Using a minimum of 2-3 sentences, give an explanation of Bayesian and Frequentist statistics, and then compare and contrast these two approaches to statistical inference.



Frequentist statistics does not give or use the probability of a hypothesis and does not have a prior or posterior probability. Frequentist Statistics relies heavily on the pvalues and confidence intervals.

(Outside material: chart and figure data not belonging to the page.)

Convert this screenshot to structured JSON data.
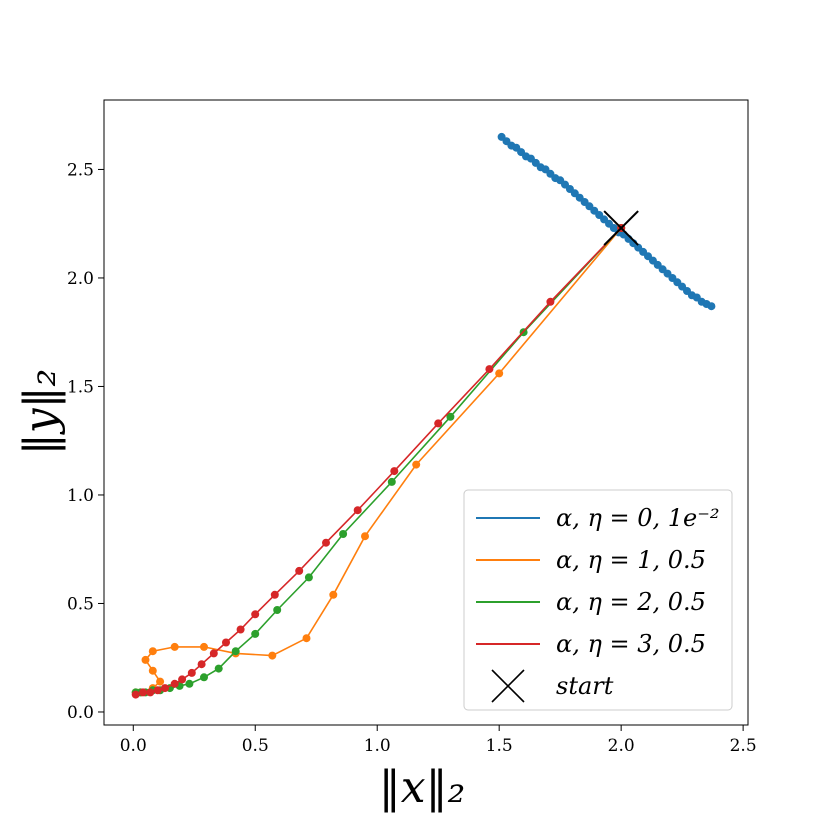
{
  "chart_data": {
    "type": "line",
    "xlabel": "‖x‖₂",
    "ylabel": "‖y‖₂",
    "xlim": [
      -0.12,
      2.52
    ],
    "ylim": [
      -0.06,
      2.82
    ],
    "xticks": [
      0.0,
      0.5,
      1.0,
      1.5,
      2.0,
      2.5
    ],
    "xtick_labels": [
      "0.0",
      "0.5",
      "1.0",
      "1.5",
      "2.0",
      "2.5"
    ],
    "yticks": [
      0.0,
      0.5,
      1.0,
      1.5,
      2.0,
      2.5
    ],
    "ytick_labels": [
      "0.0",
      "0.5",
      "1.0",
      "1.5",
      "2.0",
      "2.5"
    ],
    "grid": false,
    "legend_position": "lower-right",
    "series": [
      {
        "name": "α, η = 0, 1e⁻²",
        "color": "#1f77b4",
        "x": [
          1.51,
          1.53,
          1.55,
          1.57,
          1.59,
          1.61,
          1.63,
          1.65,
          1.67,
          1.69,
          1.71,
          1.73,
          1.75,
          1.77,
          1.79,
          1.81,
          1.83,
          1.85,
          1.87,
          1.89,
          1.91,
          1.93,
          1.95,
          1.97,
          1.99,
          2.01,
          2.03,
          2.05,
          2.07,
          2.09,
          2.11,
          2.13,
          2.15,
          2.17,
          2.19,
          2.21,
          2.23,
          2.25,
          2.27,
          2.29,
          2.31,
          2.33,
          2.35,
          2.37
        ],
        "y": [
          2.65,
          2.63,
          2.61,
          2.6,
          2.58,
          2.56,
          2.55,
          2.53,
          2.51,
          2.5,
          2.48,
          2.46,
          2.45,
          2.43,
          2.41,
          2.39,
          2.37,
          2.35,
          2.33,
          2.31,
          2.29,
          2.27,
          2.25,
          2.23,
          2.21,
          2.2,
          2.18,
          2.16,
          2.14,
          2.12,
          2.1,
          2.08,
          2.06,
          2.04,
          2.02,
          2.0,
          1.98,
          1.96,
          1.94,
          1.92,
          1.91,
          1.89,
          1.88,
          1.87
        ]
      },
      {
        "name": "α, η = 1, 0.5",
        "color": "#ff7f0e",
        "x": [
          2.0,
          1.5,
          1.16,
          0.95,
          0.82,
          0.71,
          0.57,
          0.42,
          0.29,
          0.17,
          0.08,
          0.05,
          0.08,
          0.11,
          0.08,
          0.03,
          0.01
        ],
        "y": [
          2.23,
          1.56,
          1.14,
          0.81,
          0.54,
          0.34,
          0.26,
          0.27,
          0.3,
          0.3,
          0.28,
          0.24,
          0.19,
          0.14,
          0.11,
          0.09,
          0.09
        ]
      },
      {
        "name": "α, η = 2, 0.5",
        "color": "#2ca02c",
        "x": [
          2.0,
          1.6,
          1.3,
          1.06,
          0.86,
          0.72,
          0.59,
          0.5,
          0.42,
          0.35,
          0.29,
          0.23,
          0.19,
          0.15,
          0.11,
          0.08,
          0.05,
          0.03,
          0.01
        ],
        "y": [
          2.23,
          1.75,
          1.36,
          1.06,
          0.82,
          0.62,
          0.47,
          0.36,
          0.28,
          0.2,
          0.16,
          0.13,
          0.12,
          0.11,
          0.1,
          0.1,
          0.09,
          0.09,
          0.09
        ]
      },
      {
        "name": "α, η = 3, 0.5",
        "color": "#d62728",
        "x": [
          2.0,
          1.71,
          1.46,
          1.25,
          1.07,
          0.92,
          0.79,
          0.68,
          0.58,
          0.5,
          0.44,
          0.38,
          0.33,
          0.28,
          0.24,
          0.2,
          0.17,
          0.13,
          0.1,
          0.07,
          0.04,
          0.01
        ],
        "y": [
          2.23,
          1.89,
          1.58,
          1.33,
          1.11,
          0.93,
          0.78,
          0.65,
          0.54,
          0.45,
          0.38,
          0.32,
          0.27,
          0.22,
          0.18,
          0.15,
          0.13,
          0.11,
          0.1,
          0.09,
          0.09,
          0.08
        ]
      }
    ],
    "start": {
      "name": "start",
      "x": 2.0,
      "y": 2.23,
      "color": "#000000"
    }
  }
}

Bayesian statistics uses prior data, knowledge, experiences, etc. to create a probability of the hypothesis known as the prior to create a posterior which is then used as the prior in the event of another calculation.

# Stretch Goals: 
Do these to get a 3. These are not required in order to pass the Sprint Challenge.

## Part 1: 

Make sure that all of your dataframe columns have the appropriate data types. *Hint:* If a column has the datatype of "object" even though it's made up of float or integer values, you can coerce it to act as a numeric column by using the `pd.to_numeric()` function. In order to get a 3 on this section make sure that your data exploration is particularly well commented, easy to follow, and thorough.

## Part 2:

Write functions that can calculate t-tests and chi^2 tests on all of the appropriate column combinations from the dataset. (Remember that certain tests require certain variable types.)

## Part 3: 

Calculate and report confidence intervals on your most important mean estimates (choose at least two). Make some kind of a graphic or visualization to help us see visually how precise these estimates are.

## Part 4:

Give an extra awesome explanation of Bayesian vs Frequentist Statistics. Maybe use code or visualizations, or any other means necessary to show an above average grasp of these high level concepts.

In [None]:
# You can work the stretch goals down here or back up in their regular sections
# just make sure that they are labeled so that we can easily differentiate
# your main work from the stretch goals.